In 2004, the Ministry of Gender equality and Child Welfare (MGECW) inherited responsibility for the administration of child welfare grants from the Ministry of Health and Social Services (MOHSS). Between 2002 and 2014, child welfare grants expanded from 9,000 to approximately 164,000. Despite this expansion (both in terms of numbers of grantees and resources allocated to administration) and a considerable parallel drop in child poverty from 43.5% in 2003/2004 to 34% in 2009/2010, one in three children in Namibia were still growing up in a poor household according to the Child Poverty in Namibia report published in 2012.
This report also provides evidence on the effectiveness of social grants in reducing child poverty, and simulates some options for expanding child welfare grants and the impact this would have on household poverty. The analysis of simulated options projects a drop in child poverty rates from 34% to 13% upon introduction of universal child welfare grants for all children under 18.
Global evidence on inclusive child-sensitive social protection, meanwhile, has demonstrated that the impact of social grants on child poverty, vulnerability, and social inclusion can be maximized when coupled with investments in public social services in health care, nutrition, education and protection[b]. This combination of cash and services has the potential to be truly transformative for children’s lives with significant impact on adolescent risky behaviours - reducing sexual activity and pregnancy in adolescent girls, particularly when the adolescent receives the grant early in childhood.

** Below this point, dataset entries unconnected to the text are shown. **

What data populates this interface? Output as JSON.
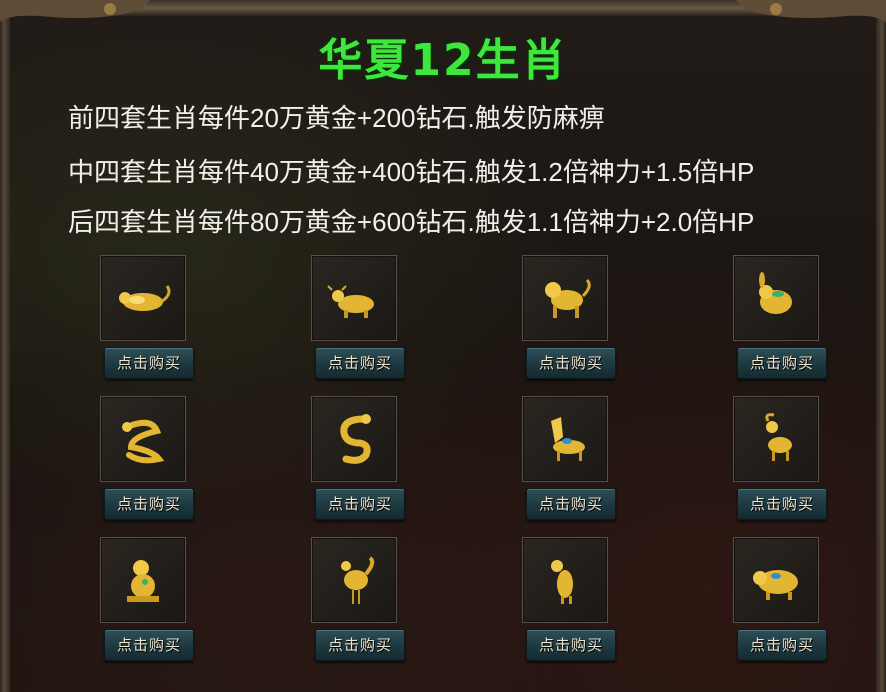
{
  "title": "华夏12生肖",
  "description_lines": [
    "前四套生肖每件20万黄金+200钻石.触发防麻痹",
    "中四套生肖每件40万黄金+400钻石.触发1.2倍神力+1.5倍HP",
    "后四套生肖每件80万黄金+600钻石.触发1.1倍神力+2.0倍HP"
  ],
  "buy_label": "点击购买",
  "colors": {
    "title": "#3ee63e",
    "gold": "#e2b632",
    "button": "#1d3840"
  },
  "items": [
    {
      "icon": "rat-icon"
    },
    {
      "icon": "ox-icon"
    },
    {
      "icon": "tiger-icon"
    },
    {
      "icon": "rabbit-icon"
    },
    {
      "icon": "dragon-icon"
    },
    {
      "icon": "snake-icon"
    },
    {
      "icon": "horse-icon"
    },
    {
      "icon": "goat-icon"
    },
    {
      "icon": "monkey-icon"
    },
    {
      "icon": "rooster-icon"
    },
    {
      "icon": "dog-icon"
    },
    {
      "icon": "pig-icon"
    }
  ]
}
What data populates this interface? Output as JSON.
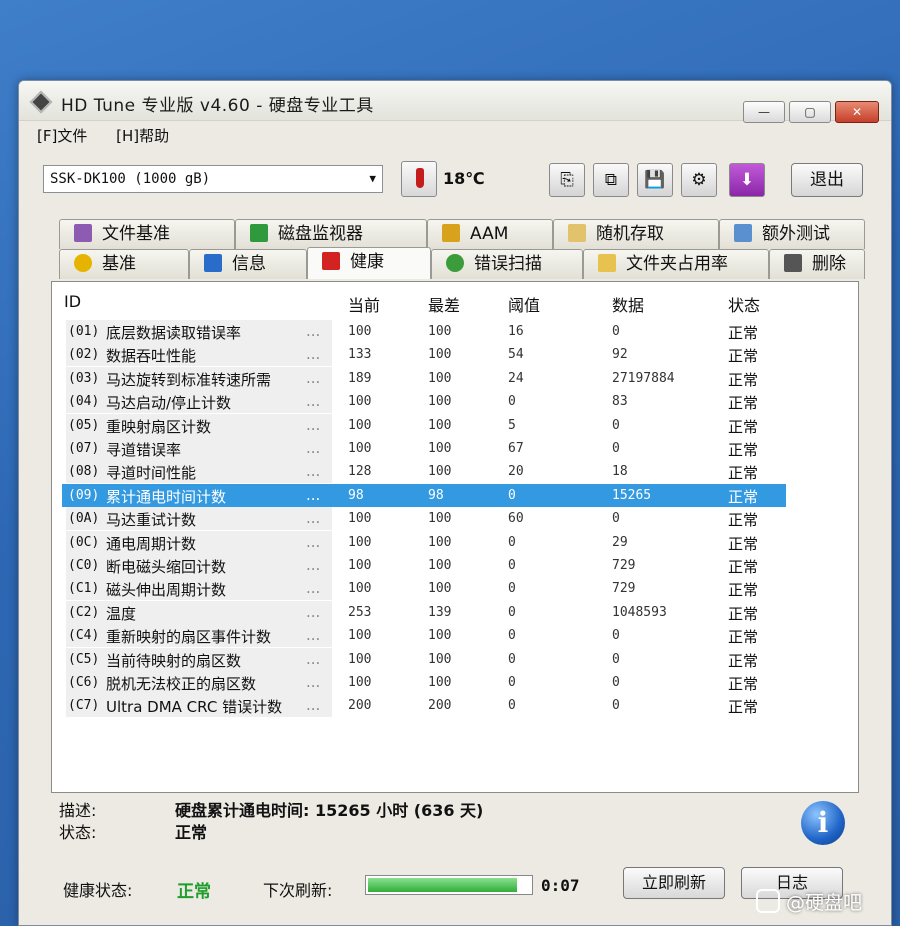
{
  "window": {
    "title": "HD Tune 专业版 v4.60 - 硬盘专业工具",
    "controls": {
      "minimize": "—",
      "maximize": "▢",
      "close": "✕"
    }
  },
  "menu": [
    "[F]文件",
    "[H]帮助"
  ],
  "toolbar": {
    "drive": "SSK-DK100 (1000 gB)",
    "temperature": "18℃",
    "exit_label": "退出"
  },
  "tabs_top": [
    "文件基准",
    "磁盘监视器",
    "AAM",
    "随机存取",
    "额外测试"
  ],
  "tabs_bottom": [
    "基准",
    "信息",
    "健康",
    "错误扫描",
    "文件夹占用率",
    "删除"
  ],
  "table": {
    "headers": [
      "ID",
      "当前",
      "最差",
      "阈值",
      "数据",
      "状态"
    ],
    "rows": [
      {
        "id": "(01)",
        "name": "底层数据读取错误率",
        "dots": "...",
        "current": "100",
        "worst": "100",
        "threshold": "16",
        "data": "0",
        "status": "正常"
      },
      {
        "id": "(02)",
        "name": "数据吞吐性能",
        "dots": "...",
        "current": "133",
        "worst": "100",
        "threshold": "54",
        "data": "92",
        "status": "正常"
      },
      {
        "id": "(03)",
        "name": "马达旋转到标准转速所需",
        "dots": "...",
        "current": "189",
        "worst": "100",
        "threshold": "24",
        "data": "27197884",
        "status": "正常"
      },
      {
        "id": "(04)",
        "name": "马达启动/停止计数",
        "dots": "...",
        "current": "100",
        "worst": "100",
        "threshold": "0",
        "data": "83",
        "status": "正常"
      },
      {
        "id": "(05)",
        "name": "重映射扇区计数",
        "dots": "...",
        "current": "100",
        "worst": "100",
        "threshold": "5",
        "data": "0",
        "status": "正常"
      },
      {
        "id": "(07)",
        "name": "寻道错误率",
        "dots": "...",
        "current": "100",
        "worst": "100",
        "threshold": "67",
        "data": "0",
        "status": "正常"
      },
      {
        "id": "(08)",
        "name": "寻道时间性能",
        "dots": "...",
        "current": "128",
        "worst": "100",
        "threshold": "20",
        "data": "18",
        "status": "正常"
      },
      {
        "id": "(09)",
        "name": "累计通电时间计数",
        "dots": "...",
        "current": "98",
        "worst": "98",
        "threshold": "0",
        "data": "15265",
        "status": "正常"
      },
      {
        "id": "(0A)",
        "name": "马达重试计数",
        "dots": "...",
        "current": "100",
        "worst": "100",
        "threshold": "60",
        "data": "0",
        "status": "正常"
      },
      {
        "id": "(0C)",
        "name": "通电周期计数",
        "dots": "...",
        "current": "100",
        "worst": "100",
        "threshold": "0",
        "data": "29",
        "status": "正常"
      },
      {
        "id": "(C0)",
        "name": "断电磁头缩回计数",
        "dots": "...",
        "current": "100",
        "worst": "100",
        "threshold": "0",
        "data": "729",
        "status": "正常"
      },
      {
        "id": "(C1)",
        "name": "磁头伸出周期计数",
        "dots": "...",
        "current": "100",
        "worst": "100",
        "threshold": "0",
        "data": "729",
        "status": "正常"
      },
      {
        "id": "(C2)",
        "name": "温度",
        "dots": "...",
        "current": "253",
        "worst": "139",
        "threshold": "0",
        "data": "1048593",
        "status": "正常"
      },
      {
        "id": "(C4)",
        "name": "重新映射的扇区事件计数",
        "dots": "...",
        "current": "100",
        "worst": "100",
        "threshold": "0",
        "data": "0",
        "status": "正常"
      },
      {
        "id": "(C5)",
        "name": "当前待映射的扇区数",
        "dots": "...",
        "current": "100",
        "worst": "100",
        "threshold": "0",
        "data": "0",
        "status": "正常"
      },
      {
        "id": "(C6)",
        "name": "脱机无法校正的扇区数",
        "dots": "...",
        "current": "100",
        "worst": "100",
        "threshold": "0",
        "data": "0",
        "status": "正常"
      },
      {
        "id": "(C7)",
        "name": "Ultra DMA CRC 错误计数",
        "dots": "...",
        "current": "200",
        "worst": "200",
        "threshold": "0",
        "data": "0",
        "status": "正常"
      }
    ],
    "selected_index": 7
  },
  "details": {
    "desc_label": "描述:",
    "desc_value": "硬盘累计通电时间: 15265 小时 (636 天)",
    "status_label": "状态:",
    "status_value": "正常"
  },
  "status_bar": {
    "health_label": "健康状态:",
    "health_value": "正常",
    "refresh_label": "下次刷新:",
    "countdown": "0:07",
    "refresh_progress": 0.92,
    "refresh_button": "立即刷新",
    "log_button": "日志"
  },
  "watermark": "@硬盘吧",
  "colors": {
    "selection": "#3399e0",
    "health_ok": "#1f9e2c",
    "desktop": "#3a75c0"
  }
}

Meanwhile, in Botswana, a randomized control trial on Young 1ove´s “sugar daddy” HIV education intervention is underway. Modeled after a similar intervention delivered and studied in Kenya, it attempts to educate young adults about the relative likelihood of HIV infection among men of different age groups and to correct the misconception that young men are more likely to carry the virus. In fact, “sugar daddies” (older partners) are nine times riskier.
In Kenya, this intervention was shown to reduce pregnancy - a proxy for unprotected sex and HIV - by 28%. Young 1ove has adapted the intervention to Bostwana and already reached 32,010 youth. If the evaluation of the intervention shows a large, positive result in Botswana and there is a clear path to scaling-up, Evidence Action plans to support Young 1ove´s scaling-up across other southern African countries with high HIV rates. The “sugar daddy” intervention has the potential to be low cost and sustainable because it can be integrated into existing government curricula.
In closing, exploring emerging thinking on “systems change” and “collective impact” which may be better suited to the endeavour of child marriage prevention, and understanding the cost effectiveness of cash transfers and universal child support grants in addressing adolescent childbearing are themes to be investigated further by Giving What We Can. One place to start is the Pixel Project, which lists 16 organisations involved in ending the practice of child marriage. Progress on measuring the impact tailored “sugar daddy” education programs have on protecting adolescent girls from HIV and pregnancy should also be followed up and incorporated into Giving What We Can´s research on cost-effective interventions that address young maternal age and HIV in adolescent girls.
In the meantime, 39,000 adolescent girls become child brides every single day, often married to much older men. UNICEF Namibia is quoted in the media this year saying that “according to the 2011 National Census, about 26% of Namibian girls gave birth to their first child before their 18th birthday. Across Eastern and Southern Africa, 12% of the girls are already married before they turn 15, while 38% are married before their 18th birthday. Children in rural areas and those from the poorest families are most at risk of child marriage and teenage pregnancy.” UNICEF is therefore pledging its commitment to the Namibian government’s strategies to empower families economically through child welfare grants.